PeTA verbreitet seit einiger Zeit den Spruch „Berlin ist Tierversuchshauptstadt", um die Dimensionen des MDC-Vorhabens plakativ als Verschlimmerung des schlechtest-denkbaren Zustand darzustellen. So sieht zum Beispiel ein Flyer der PeTA gegen den MDC-Neubau aus (Ausschnitt):

Peta flyer

Damit ist offenbar gemeint, dass in Berlin bundesweit die meisten Tierversuche durchgeführt werden, und zwar pro Stadt gerechnet. Aber wie sinnvoll ist es, eine absolute Zahl von 300.000 jährlich für Tierversuche verwendete Tieren herzunehmen und sie mit auf eine geographische Region festzunageln? 

Keine Frage -- die Aussage hat an sich überhaupt keinen Wert, aber immerhin kann so Berlin und dem MDC ein Superlativ angehängt werden, das die Situation überdramatisiert. Schon je Bundesland in absoluten Zahlen gerechnet belegt Berlin nur den dritten Platz hinter Baden-Württemberg und Nordrhein-Westfalen.

Aber warum werden in Berlin so viele Tiere „verbraucht"? Berlin ist keine gewöhnliche deutsche Stadt, denn sie besitzt eine unerreichte Dichte an universitären und außeruniversitären Forschungseinrichtungen: Neben drei großen Universitäten (FU, HU, TU) gibt es die Charité und dazu kommen sechs Fraunhofer-Insitute, sechs Max-Planck-Institute, zwölf Leibniz-Instituten und drei Helmholtz-Zentren, eines davon das MDC. Dazu kommen noch Landeseinrichtungen und Bundesinstitute wie das Bundesinstitut für Risikobewertung. 

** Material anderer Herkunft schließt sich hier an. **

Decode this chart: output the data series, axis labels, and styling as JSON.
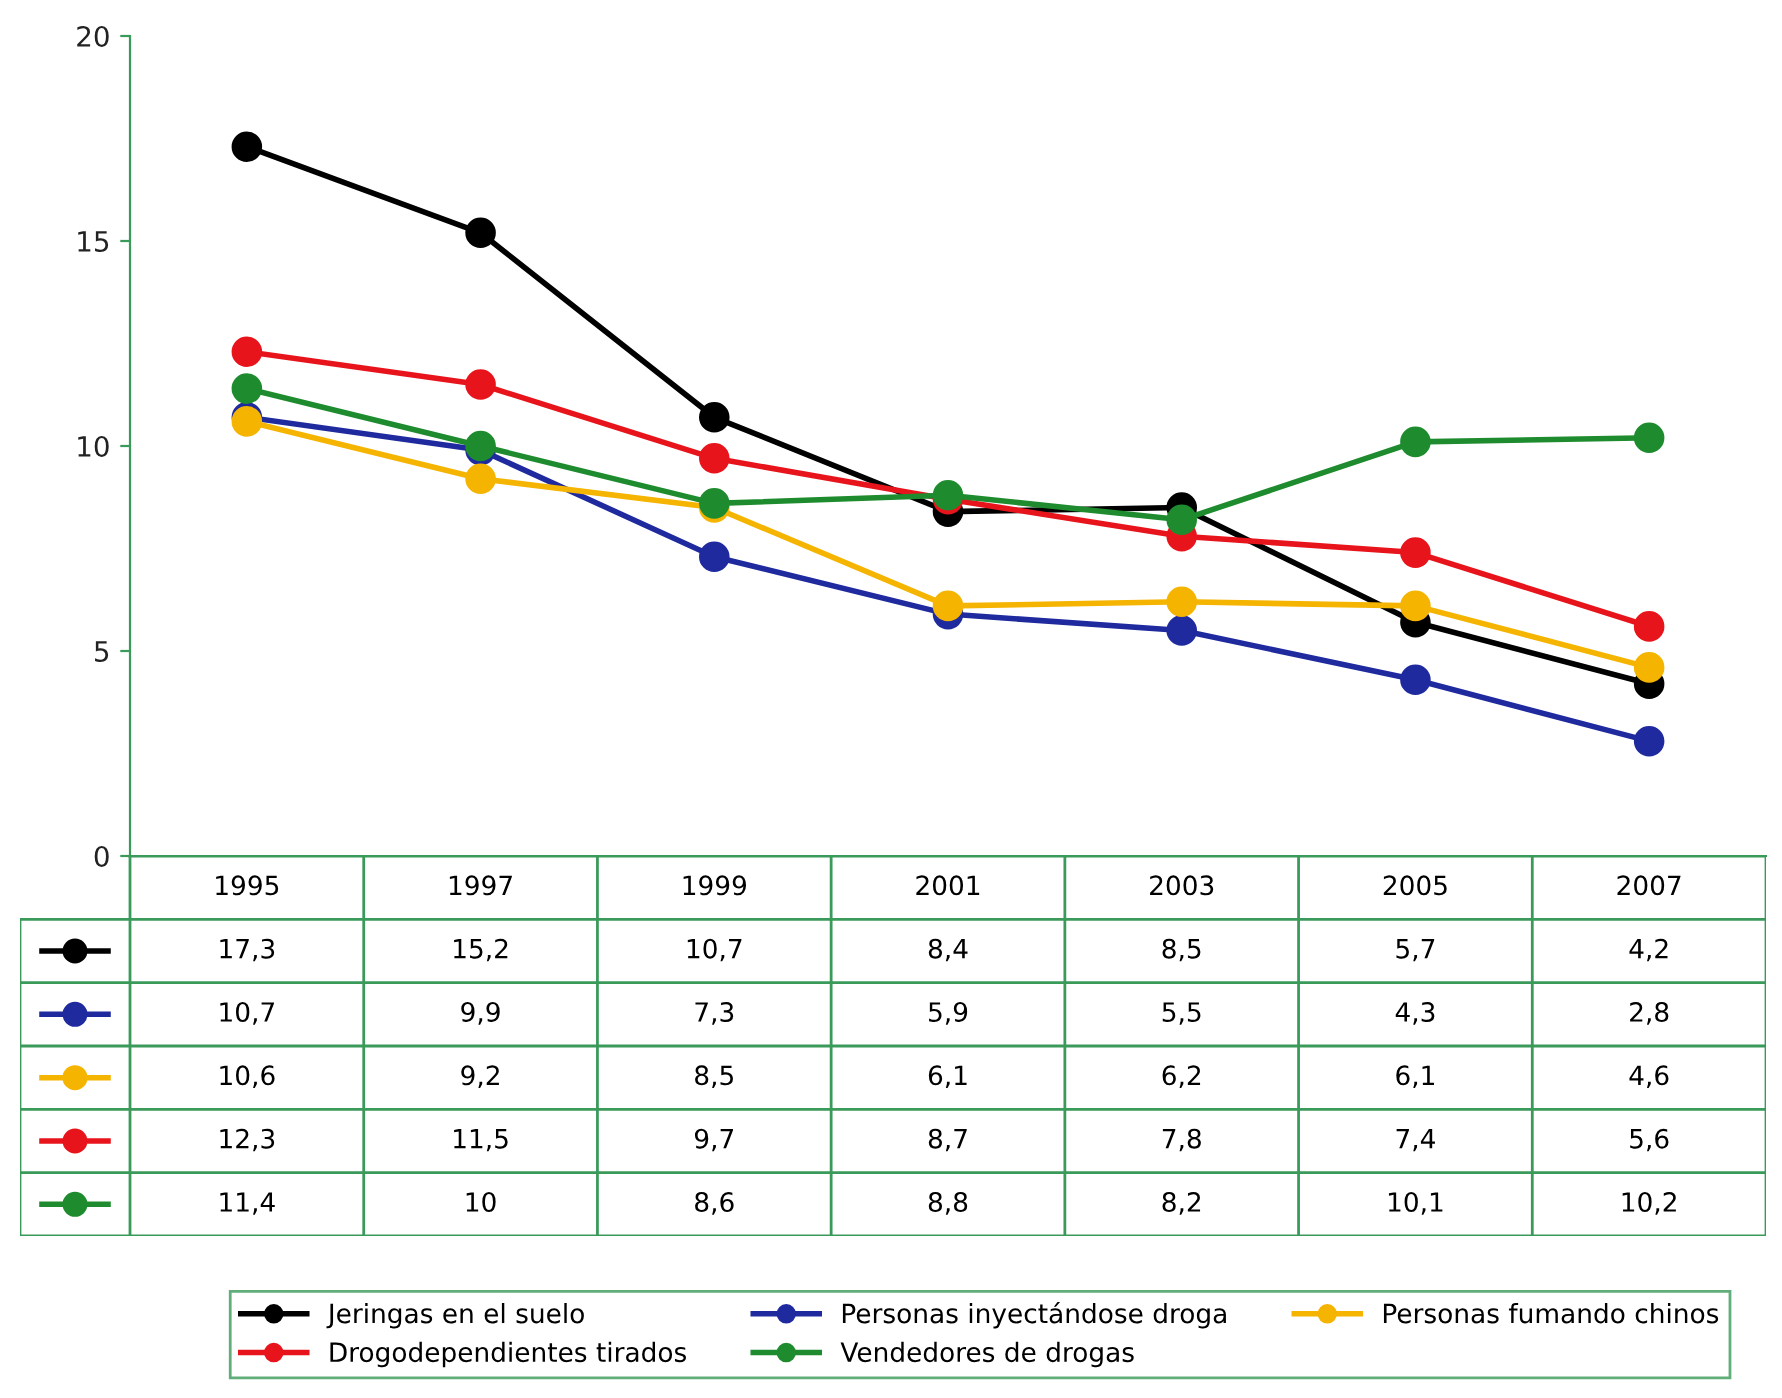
{
  "chart_data": {
    "type": "line",
    "categories": [
      "1995",
      "1997",
      "1999",
      "2001",
      "2003",
      "2005",
      "2007"
    ],
    "ylim": [
      0,
      20
    ],
    "yticks": [
      0,
      5,
      10,
      15,
      20
    ],
    "grid": false,
    "legend": "bottom",
    "marker": "circle",
    "line_style": "solid",
    "series": [
      {
        "name": "Jeringas en el suelo",
        "color": "#000000",
        "values": [
          17.3,
          15.2,
          10.7,
          8.4,
          8.5,
          5.7,
          4.2
        ],
        "value_labels": [
          "17,3",
          "15,2",
          "10,7",
          "8,4",
          "8,5",
          "5,7",
          "4,2"
        ]
      },
      {
        "name": "Personas inyectándose droga",
        "color": "#1f2a9e",
        "values": [
          10.7,
          9.9,
          7.3,
          5.9,
          5.5,
          4.3,
          2.8
        ],
        "value_labels": [
          "10,7",
          "9,9",
          "7,3",
          "5,9",
          "5,5",
          "4,3",
          "2,8"
        ]
      },
      {
        "name": "Personas fumando chinos",
        "color": "#f5b400",
        "values": [
          10.6,
          9.2,
          8.5,
          6.1,
          6.2,
          6.1,
          4.6
        ],
        "value_labels": [
          "10,6",
          "9,2",
          "8,5",
          "6,1",
          "6,2",
          "6,1",
          "4,6"
        ]
      },
      {
        "name": "Drogodependientes tirados",
        "color": "#e8141c",
        "values": [
          12.3,
          11.5,
          9.7,
          8.7,
          7.8,
          7.4,
          5.6
        ],
        "value_labels": [
          "12,3",
          "11,5",
          "9,7",
          "8,7",
          "7,8",
          "7,4",
          "5,6"
        ]
      },
      {
        "name": "Vendedores de drogas",
        "color": "#1e8c2e",
        "values": [
          11.4,
          10,
          8.6,
          8.8,
          8.2,
          10.1,
          10.2
        ],
        "value_labels": [
          "11,4",
          "10",
          "8,6",
          "8,8",
          "8,2",
          "10,1",
          "10,2"
        ]
      }
    ]
  }
}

Aber genauso unsinnig, wie Tierversuche auf geographische Lage, die Einwohnerzahl oder Fläche zu berechnen, ist es, sie mit der Anzahl der Forschungseinrichtungen ins Verhältnis zu setzen. Besser wäre es, man rechnet es gegen Anzahl der Arbeitsgruppen, Anzahl der Wissenschaftler oder Umfang der bewilligten Forschungsgelder auf. 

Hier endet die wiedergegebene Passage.